本田技研工業は2011年6月、「エアウェイブ」の実質的な後継車種として、2代目「フィット」及び「フィットハイブリッド」をベースとした小型5ドアステーションワゴン「フィットシャトル」及び「フィットシャトルハイブリッド」を発売しました。基本コンポーネンツや独自のセンタータンクレイアウトをフィットから受け継ぎながら、ボディ延長により室内スペースの拡大が図られました。
フィットからリアオーバーハングを延長
剛性アップや静粛性向上が図られたボディは、フィット譲りのワンモーションフォルムが踏襲されました。ボディサイズは全長4,410mm×全幅1,695mm×全高1,540mmで、フィットから全長が500mm程延長された一方、ホイールベースは同一の2,500mmであった為リアオーバーハングの長いプロポーションになりました。

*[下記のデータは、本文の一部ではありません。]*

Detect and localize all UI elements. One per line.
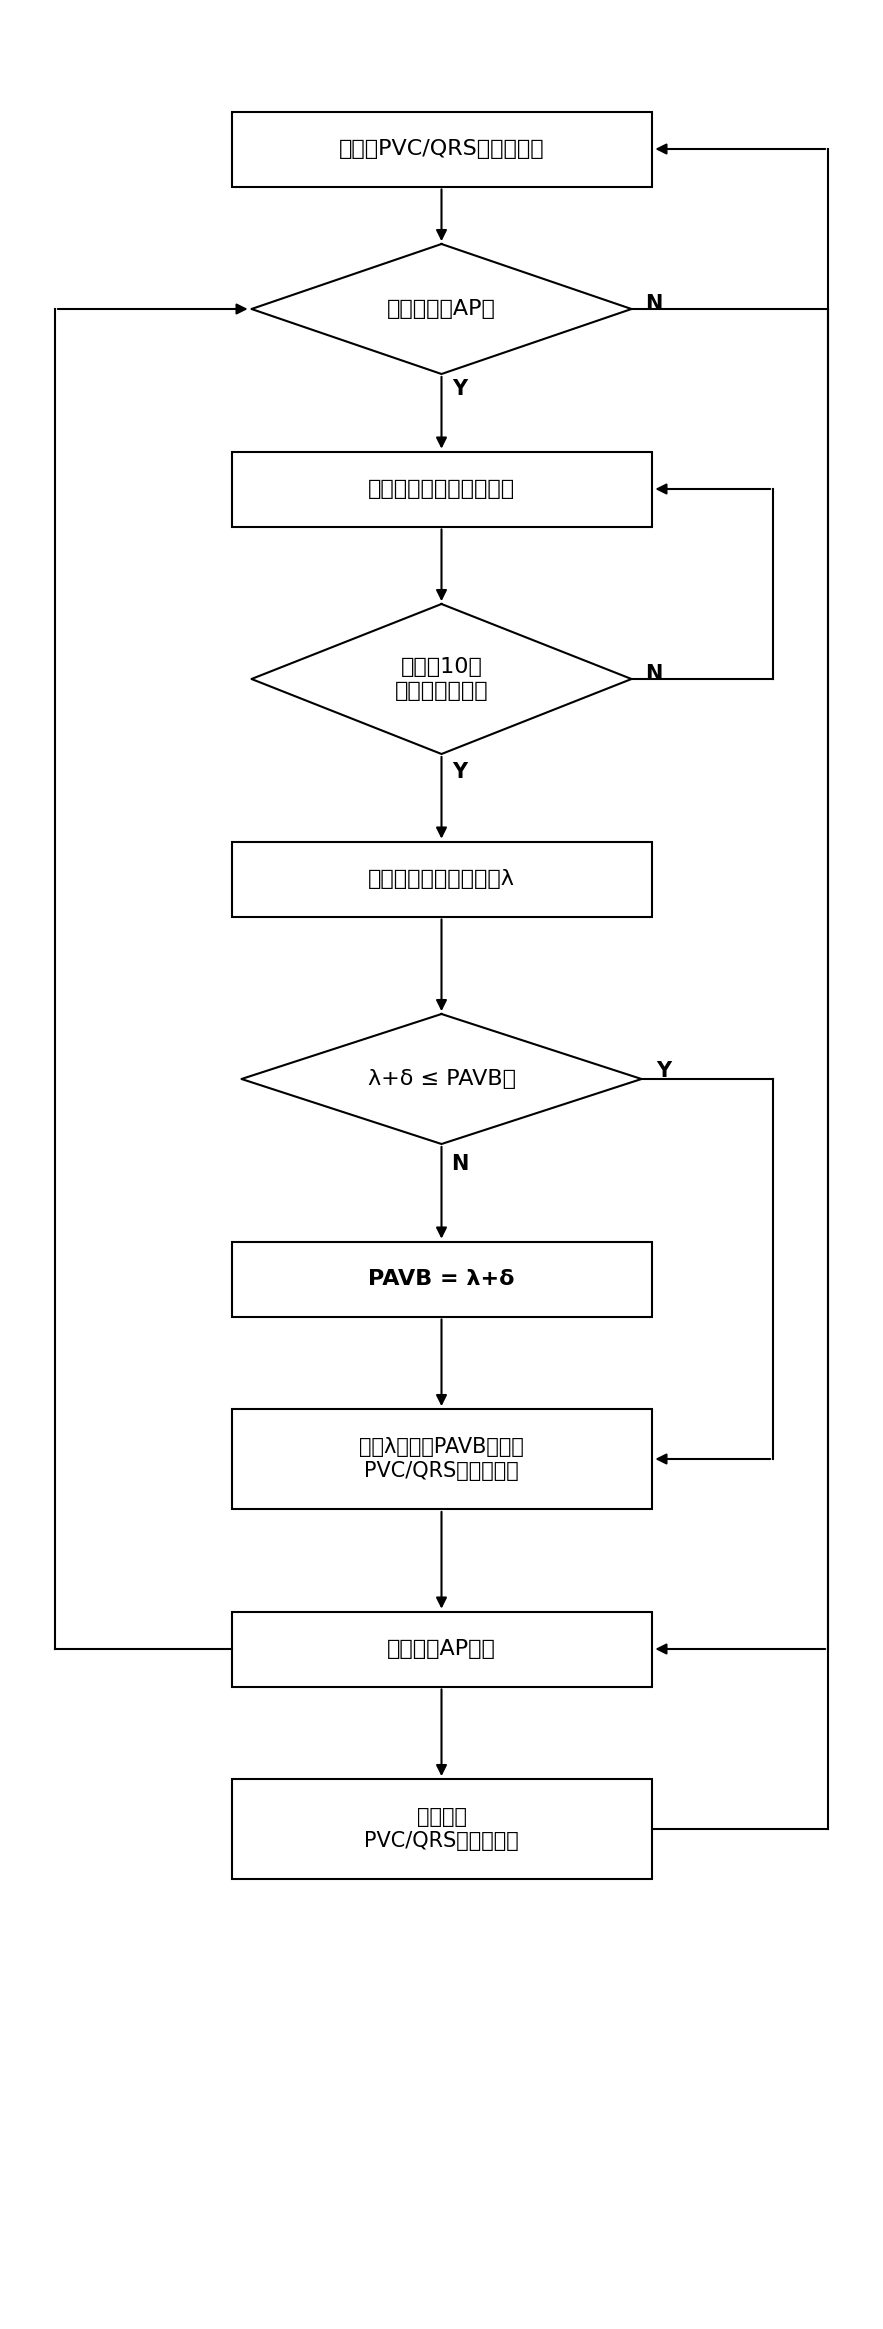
Bar — [231, 1409, 652, 1509]
Bar — [231, 1612, 652, 1686]
Text: 心房事件为AP？: 心房事件为AP？ — [387, 298, 496, 319]
Bar — [231, 452, 652, 526]
Polygon shape — [252, 245, 631, 375]
Text: Y: Y — [452, 380, 467, 398]
Text: N: N — [645, 664, 662, 685]
Text: 平均远场信号时限记为λ: 平均远场信号时限记为λ — [368, 869, 515, 890]
Text: 记录到10次
远场信号时限？: 记录到10次 远场信号时限？ — [395, 657, 488, 701]
Bar — [231, 1241, 652, 1316]
Text: N: N — [451, 1153, 468, 1174]
Text: λ+δ ≤ PAVB？: λ+δ ≤ PAVB？ — [367, 1069, 516, 1090]
Polygon shape — [241, 1013, 642, 1144]
Bar — [231, 112, 652, 186]
Bar — [231, 841, 652, 918]
Polygon shape — [252, 603, 631, 755]
Text: 定时更新
PVC/QRS波检测窗口: 定时更新 PVC/QRS波检测窗口 — [364, 1807, 519, 1852]
Text: PAVB = λ+δ: PAVB = λ+δ — [368, 1269, 515, 1288]
Text: 采集心室通道的远场信号: 采集心室通道的远场信号 — [368, 480, 515, 498]
Text: Y: Y — [656, 1062, 671, 1081]
Text: 设置λ末端到PAVB末端为
PVC/QRS波检测窗口: 设置λ末端到PAVB末端为 PVC/QRS波检测窗口 — [359, 1437, 524, 1481]
Text: 等待下次AP事件: 等待下次AP事件 — [387, 1640, 496, 1658]
Bar — [231, 1779, 652, 1880]
Text: N: N — [645, 293, 662, 314]
Text: 初始化PVC/QRS波检测窗口: 初始化PVC/QRS波检测窗口 — [339, 140, 544, 158]
Text: Y: Y — [452, 762, 467, 783]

駆動方式は当初FFのみの設定であったものの、同年8月ガソリン車にフルタイム4WDが追加されました。サスペンション形式はフィットと共通で、フロントにマクファーソンストラット式が、リアはFF車にはリジッド・アクスル式が、4WD車にはド・ディオン・アクスル式が採用されました。
ガソリン車に採用されたエンジンは1.5L直4SOHCのL15A型(最高出力120ps/最大トルク14.8kgm)で、トランスミッションはFF車にCVTが、4WD車に5速トルコン式ATが組み合わせられました。一方ハイブリッドは、1.3L直4SOHC i-VTECのLDA型エンジン(最高出力88ps/最大トルク12.3kgm)+モーター(最高出力14ps/最大トルク8kgm)+CVTの組み合わせによるパラレル式でした。
JC08モード燃費は、当初ガソリン車が14.6~18.6km/L、ハイブリッドが25km/Lでした。室内は、インパネのデザインなどは基本的にフィットと共通で、乗車定員も同様に5人乗りでした。又、安全装備として全車に車両挙動安定化制御システム「VSA」や頸部衝突緩和フロントシートなどが採用されました。
ホンダ フィットシャトルのCM
改良で一部グレードの燃費が向上
グレード体系は、ガソリン車にはベースグレード「15C」と上級グレード「15X」がラインナップされ、ハイブリッドはモノグレードを基本に、廉価版の「C」と充実装備の「スマートセレクション」「ナビプレミアムセレクション」が設定されました。そして2012年6月の仕様変更により、内外装の小変更やガソリンFF車の燃費向上などが図られました。
同時に、廉価グレードを除きETC車載器が標準装備された他、ナビ装着スペシャルパッケージが設定され、ハイブリッド・ナビプレミアムセレクションは廃止されました。次いで2013年8月のマイナーチェンジで内外装が変更されると共に、ヒルスタートアシストとセキュリティアラームが全車に標準装備されました。
同時に、ハイブリッドCの燃費向上やハイブリッド/ハイブリッド・スマートセレクションの装備充実化が図られました。そして2015年3月に販売を終了、その2か月後に後継車種の「シャトル」がリリースされました。